Norsk Hydro owns a 92.1% stake in Alunorte, having inherited the refinery following its acquisition of Brazilian state-owned miner Vale’s aluminium assets in the state of Pará in 2011.
Earlier this month, Norsk Hydro was forced to close one of the four production lines at its Albras aluminium smelter joint venture in Brazil after a fire in an electrical transformer.
According to Thuestad, it was still too early to assess the financial implications of the Albras incident as well as the timing for a restart of the line that was shut down.
“One of the areas we are working on now is to get an overview of the necessary repairs,” he said. “In general, this is not critical for deliveries in the short term, and we have large portfolio to utilize, but we will provide more information when this is available.”
The company has faced several disruptions to its operations in Brazil over the past couple of years.
Alunorte was forced to cut output by 50% in March 2018 for 14 months after heavy rains prompted authorities to investigate a potential waste residue spill.
The refinery started ramping up in May 2019 and reached 90% by December, when a transmission tower at the Paragominas bauxite mine – which supplies the refinery – fell and power supply was cut.
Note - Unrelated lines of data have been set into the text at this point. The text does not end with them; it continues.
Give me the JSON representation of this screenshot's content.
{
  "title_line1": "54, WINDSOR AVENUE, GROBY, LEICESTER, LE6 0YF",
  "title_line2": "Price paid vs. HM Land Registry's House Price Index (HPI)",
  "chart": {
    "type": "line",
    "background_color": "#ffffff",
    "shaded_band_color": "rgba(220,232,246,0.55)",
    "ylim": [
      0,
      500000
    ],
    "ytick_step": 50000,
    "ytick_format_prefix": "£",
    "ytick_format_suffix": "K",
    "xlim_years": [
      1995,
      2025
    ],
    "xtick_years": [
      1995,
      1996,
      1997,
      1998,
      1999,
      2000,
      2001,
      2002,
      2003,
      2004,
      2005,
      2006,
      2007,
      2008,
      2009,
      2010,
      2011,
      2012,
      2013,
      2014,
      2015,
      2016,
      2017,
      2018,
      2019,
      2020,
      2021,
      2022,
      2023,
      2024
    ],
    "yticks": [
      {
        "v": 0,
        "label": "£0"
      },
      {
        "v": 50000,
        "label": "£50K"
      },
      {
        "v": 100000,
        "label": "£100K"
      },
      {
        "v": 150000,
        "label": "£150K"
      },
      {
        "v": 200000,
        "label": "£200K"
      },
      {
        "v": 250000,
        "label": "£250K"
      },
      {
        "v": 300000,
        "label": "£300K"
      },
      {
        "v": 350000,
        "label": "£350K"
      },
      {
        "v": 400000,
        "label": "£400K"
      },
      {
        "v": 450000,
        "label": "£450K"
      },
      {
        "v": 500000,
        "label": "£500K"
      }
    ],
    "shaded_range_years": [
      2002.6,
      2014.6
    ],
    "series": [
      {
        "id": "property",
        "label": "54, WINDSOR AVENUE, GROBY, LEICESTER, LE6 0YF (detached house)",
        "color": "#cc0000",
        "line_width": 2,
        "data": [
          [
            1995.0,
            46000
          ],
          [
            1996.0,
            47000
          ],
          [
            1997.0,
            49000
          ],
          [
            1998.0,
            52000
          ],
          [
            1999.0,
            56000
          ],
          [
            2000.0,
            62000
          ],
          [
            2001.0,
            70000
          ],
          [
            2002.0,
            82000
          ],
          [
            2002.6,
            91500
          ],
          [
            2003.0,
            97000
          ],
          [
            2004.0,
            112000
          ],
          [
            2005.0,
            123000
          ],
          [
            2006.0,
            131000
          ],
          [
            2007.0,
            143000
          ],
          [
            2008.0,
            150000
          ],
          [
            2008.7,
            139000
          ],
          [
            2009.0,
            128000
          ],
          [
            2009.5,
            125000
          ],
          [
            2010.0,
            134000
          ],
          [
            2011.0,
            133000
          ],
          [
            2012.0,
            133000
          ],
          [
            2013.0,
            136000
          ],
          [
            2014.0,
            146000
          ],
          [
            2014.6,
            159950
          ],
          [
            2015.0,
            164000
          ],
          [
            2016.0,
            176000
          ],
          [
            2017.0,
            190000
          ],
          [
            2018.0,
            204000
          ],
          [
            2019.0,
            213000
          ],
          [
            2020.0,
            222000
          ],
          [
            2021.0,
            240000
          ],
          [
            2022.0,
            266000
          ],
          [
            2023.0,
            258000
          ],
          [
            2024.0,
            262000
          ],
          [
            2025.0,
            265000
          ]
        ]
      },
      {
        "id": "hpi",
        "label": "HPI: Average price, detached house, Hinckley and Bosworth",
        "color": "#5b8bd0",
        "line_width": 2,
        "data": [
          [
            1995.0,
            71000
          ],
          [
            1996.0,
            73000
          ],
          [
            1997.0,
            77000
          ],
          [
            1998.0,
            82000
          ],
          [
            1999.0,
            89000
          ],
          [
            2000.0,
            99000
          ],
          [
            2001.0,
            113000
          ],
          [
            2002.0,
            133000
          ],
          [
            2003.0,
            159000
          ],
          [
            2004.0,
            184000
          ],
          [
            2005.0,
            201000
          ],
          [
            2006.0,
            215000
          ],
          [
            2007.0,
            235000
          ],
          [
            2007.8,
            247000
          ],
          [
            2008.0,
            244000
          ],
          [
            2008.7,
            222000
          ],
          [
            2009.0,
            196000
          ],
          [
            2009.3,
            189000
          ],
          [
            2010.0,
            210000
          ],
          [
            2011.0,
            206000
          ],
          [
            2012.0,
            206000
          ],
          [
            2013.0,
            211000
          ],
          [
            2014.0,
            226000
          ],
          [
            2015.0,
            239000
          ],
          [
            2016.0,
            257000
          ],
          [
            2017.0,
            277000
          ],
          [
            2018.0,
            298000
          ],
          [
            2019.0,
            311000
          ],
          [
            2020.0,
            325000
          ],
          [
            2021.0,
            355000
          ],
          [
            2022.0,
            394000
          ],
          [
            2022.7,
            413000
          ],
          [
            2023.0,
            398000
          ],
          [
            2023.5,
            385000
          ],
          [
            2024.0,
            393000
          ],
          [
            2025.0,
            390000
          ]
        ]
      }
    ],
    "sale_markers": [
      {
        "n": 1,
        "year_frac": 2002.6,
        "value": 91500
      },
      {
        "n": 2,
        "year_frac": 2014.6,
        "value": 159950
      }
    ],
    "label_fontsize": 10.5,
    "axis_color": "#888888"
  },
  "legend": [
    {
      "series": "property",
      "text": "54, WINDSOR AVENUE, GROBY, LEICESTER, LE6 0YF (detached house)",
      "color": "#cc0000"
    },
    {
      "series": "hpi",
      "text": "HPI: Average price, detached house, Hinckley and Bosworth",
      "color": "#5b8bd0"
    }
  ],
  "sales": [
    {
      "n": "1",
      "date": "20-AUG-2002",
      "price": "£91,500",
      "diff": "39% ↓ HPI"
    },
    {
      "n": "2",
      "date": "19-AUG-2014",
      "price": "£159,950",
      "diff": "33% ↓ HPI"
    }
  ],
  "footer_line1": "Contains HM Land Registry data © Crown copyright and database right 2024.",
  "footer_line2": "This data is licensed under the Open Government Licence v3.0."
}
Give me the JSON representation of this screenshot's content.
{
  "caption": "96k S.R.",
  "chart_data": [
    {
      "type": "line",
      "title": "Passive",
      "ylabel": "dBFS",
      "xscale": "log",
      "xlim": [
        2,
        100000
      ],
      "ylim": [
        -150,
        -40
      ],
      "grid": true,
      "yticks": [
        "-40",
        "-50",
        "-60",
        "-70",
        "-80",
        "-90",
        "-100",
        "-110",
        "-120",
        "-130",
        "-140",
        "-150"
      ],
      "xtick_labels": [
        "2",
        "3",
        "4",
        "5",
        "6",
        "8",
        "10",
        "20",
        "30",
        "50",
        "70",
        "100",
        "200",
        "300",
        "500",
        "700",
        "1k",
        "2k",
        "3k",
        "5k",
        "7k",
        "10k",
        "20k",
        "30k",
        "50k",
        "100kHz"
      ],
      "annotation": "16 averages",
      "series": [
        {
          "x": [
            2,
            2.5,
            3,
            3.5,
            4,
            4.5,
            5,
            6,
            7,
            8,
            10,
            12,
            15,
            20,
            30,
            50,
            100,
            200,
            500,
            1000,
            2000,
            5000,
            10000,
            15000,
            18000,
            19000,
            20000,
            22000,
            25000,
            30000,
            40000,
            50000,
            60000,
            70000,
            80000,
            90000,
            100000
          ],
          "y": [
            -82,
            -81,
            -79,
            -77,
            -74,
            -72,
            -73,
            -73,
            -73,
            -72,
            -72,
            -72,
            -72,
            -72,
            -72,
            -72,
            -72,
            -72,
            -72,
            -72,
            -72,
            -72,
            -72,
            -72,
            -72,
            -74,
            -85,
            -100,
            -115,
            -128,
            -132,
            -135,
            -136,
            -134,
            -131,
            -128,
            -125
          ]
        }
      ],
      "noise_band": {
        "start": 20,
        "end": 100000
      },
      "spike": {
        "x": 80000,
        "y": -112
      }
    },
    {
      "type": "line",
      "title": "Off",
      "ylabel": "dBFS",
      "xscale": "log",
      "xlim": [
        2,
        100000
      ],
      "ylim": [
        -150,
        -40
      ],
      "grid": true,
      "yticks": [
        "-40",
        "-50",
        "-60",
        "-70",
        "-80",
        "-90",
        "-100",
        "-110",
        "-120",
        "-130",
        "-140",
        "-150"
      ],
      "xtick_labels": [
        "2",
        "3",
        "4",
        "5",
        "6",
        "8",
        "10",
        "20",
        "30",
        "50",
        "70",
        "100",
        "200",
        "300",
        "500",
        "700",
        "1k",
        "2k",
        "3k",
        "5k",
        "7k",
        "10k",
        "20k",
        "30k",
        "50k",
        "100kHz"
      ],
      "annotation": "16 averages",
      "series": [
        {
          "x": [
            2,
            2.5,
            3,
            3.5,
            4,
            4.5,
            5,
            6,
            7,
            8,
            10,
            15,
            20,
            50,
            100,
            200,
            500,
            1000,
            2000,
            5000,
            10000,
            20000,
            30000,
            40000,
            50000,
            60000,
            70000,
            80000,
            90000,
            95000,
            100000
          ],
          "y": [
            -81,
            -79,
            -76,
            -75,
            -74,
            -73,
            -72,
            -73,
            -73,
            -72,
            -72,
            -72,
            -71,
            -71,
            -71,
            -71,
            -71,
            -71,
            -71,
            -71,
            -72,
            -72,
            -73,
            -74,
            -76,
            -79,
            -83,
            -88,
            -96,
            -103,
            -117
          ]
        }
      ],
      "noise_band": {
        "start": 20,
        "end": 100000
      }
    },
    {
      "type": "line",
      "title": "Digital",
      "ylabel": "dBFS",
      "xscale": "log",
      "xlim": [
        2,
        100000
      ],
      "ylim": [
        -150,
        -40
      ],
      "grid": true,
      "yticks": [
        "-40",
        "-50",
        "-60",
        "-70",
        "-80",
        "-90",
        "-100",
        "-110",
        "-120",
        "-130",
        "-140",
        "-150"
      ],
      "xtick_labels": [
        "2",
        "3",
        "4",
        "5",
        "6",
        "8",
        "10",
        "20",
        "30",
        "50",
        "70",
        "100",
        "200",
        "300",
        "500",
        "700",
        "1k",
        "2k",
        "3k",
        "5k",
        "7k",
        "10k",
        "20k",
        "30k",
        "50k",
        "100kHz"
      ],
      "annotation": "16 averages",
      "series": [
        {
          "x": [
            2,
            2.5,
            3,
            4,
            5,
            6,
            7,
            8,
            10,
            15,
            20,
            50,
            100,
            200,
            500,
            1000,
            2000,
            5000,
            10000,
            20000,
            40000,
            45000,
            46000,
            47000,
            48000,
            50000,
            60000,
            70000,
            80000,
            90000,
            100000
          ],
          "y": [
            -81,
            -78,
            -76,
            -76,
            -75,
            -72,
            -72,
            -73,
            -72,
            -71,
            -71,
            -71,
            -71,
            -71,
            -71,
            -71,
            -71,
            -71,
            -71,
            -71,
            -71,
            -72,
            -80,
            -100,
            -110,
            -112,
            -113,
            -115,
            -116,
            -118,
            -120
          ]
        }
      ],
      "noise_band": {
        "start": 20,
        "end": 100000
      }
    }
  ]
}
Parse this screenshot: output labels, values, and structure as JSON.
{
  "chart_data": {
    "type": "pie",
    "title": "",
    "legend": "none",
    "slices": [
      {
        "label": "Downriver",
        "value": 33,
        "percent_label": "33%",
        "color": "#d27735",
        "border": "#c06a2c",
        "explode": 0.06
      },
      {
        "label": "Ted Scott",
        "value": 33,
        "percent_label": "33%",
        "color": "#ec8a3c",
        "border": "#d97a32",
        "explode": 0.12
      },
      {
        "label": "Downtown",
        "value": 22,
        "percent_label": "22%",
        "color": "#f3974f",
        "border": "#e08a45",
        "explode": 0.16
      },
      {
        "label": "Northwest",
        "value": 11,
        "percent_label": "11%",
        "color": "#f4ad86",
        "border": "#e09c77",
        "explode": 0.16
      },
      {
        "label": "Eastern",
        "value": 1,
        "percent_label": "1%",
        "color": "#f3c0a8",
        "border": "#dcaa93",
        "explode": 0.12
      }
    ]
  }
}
Alunorte’s capacity was temporarily cut to 50-70% before ramping up once again.
The aluminium supply chain has seen increased integration in recent years, with market participants moving into upstream production.
Thuestad noted that Emirates Global Aluminium made a significant investment in its Al Taweelah refinery in Abu Dhabi, while Press Metal Bintulu has taken a different approach by acquiring a portion of the Worsley refinery in Australia.
“We have over the past few years seen increasing interest from large short players to integrate upward into bauxite and alumina. So far, this development has not had any major effect on our business,” he said.
“We continue to be active in the global alumina market,” he added. “It seems like the trend is for several short players to be interested in securing a position upstream in order to reduce their exposure.”